Sermon: Truth cannot be nailed on a cross or shut in a tomb

Easter Sunday is not only the greatest feast of the Church’s liturgical year, but it carries as well the greatest lesson any man can learn about truth. You can put truth in a grave, but truth will come out.

Easter Sunday is not only the greatest feast of the Church’s liturgical year, but it carries as well the greatest lesson any man can learn about truth. You can put truth in a grave, but truth will come out.

You can nail it on a cross, it will come off it. You may wrap it in winding sheets and shut it up in a tomb but truth will rise. And as we say: Ukuri guca muziko ntigushya (Truth passes into fire and does not burn)

When Jesus died so tragically on a cross, the devil declared its victory with a self congratulatory message. But it was too early: What the devil did not know is that death could not mark the end of Jesus. 

It was just a beginning of another life for Christ The Risen Lord. Jesus had said he would rise from the dead, and so he did.

According to the Gospels (Lk. 24:1-12 and Jn. 20:1-9), when the sorrowful and courageous women  went to the tomb of Jesus in order to  finish the funeral service by anointing his body with spices according to their culture, the turning of the event was too good to be true.

The stone which covered the tomb had been removed.  The tomb itself was empty. And the body of their friend and teacher was nowhere to be seen.

As they continued to scratch their heads, two men in white, described as angels, approached and asked them :  “why are you looking for the living among the dead?” 

As this started ringing a bell in their memory the men went on: “he is not here – he is risen!”  As the women looked so surprised, they were reminded that Jesus had predicted this with precision.

They remembered Jesus’ words and they did as they were asked; to go and tell the good news to the Eleven, and to all the rest. In a nut shell that was the celebration of the first Easter.

As we celebrate Easter this year, we may ask ourselves how this joy still affects the contemporary man with all his problems.

Some are struggling with the consequences of natural calamity like floods and earth quakes, others are struggling with sad memories of genocide, some are in middle of endless wars and others are facing unbearable life in refugee camps all over the world. Is the celebration of Easter joy still possible in such conditions?

It is exactly in the suffering situation that Jesus opened a window of divine surprise and hope for all people in their different situation.

Because Jesus rose from the dead, man can now contemplate on eternity as well as his personal immortality.
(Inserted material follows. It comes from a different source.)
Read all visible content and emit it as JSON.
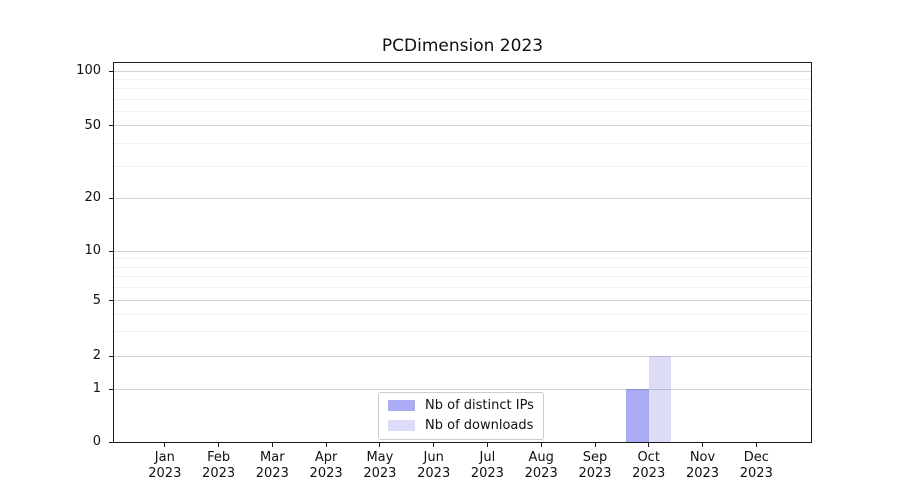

He wants us to be with him in the Kingdom of heaven. 

And this gives meaning to our prayers for the departed, when we ask Jesus to receive them where he is.  The Easter event tells us where he is: “why are you looking for the living among the dead?”  “he is not here – he is risen!” 

And with these words the Church reminds us the seriousness of God’s words and his promises which must come true. 

In our concrete situation therefore, the joyful news of Easter may not change the contemporary world dramatically.

But it surely provokes every living person within his or her living conditions. Jesus has done all that is required to save man, what is remaining is man’s individual willingness to cooperate.

That is by believing in him and putting his teaching in practice in our daily life. In brief, the Easter celebrations remind us of our responsibility as God’s witness in the world as we lead a Christian style of life.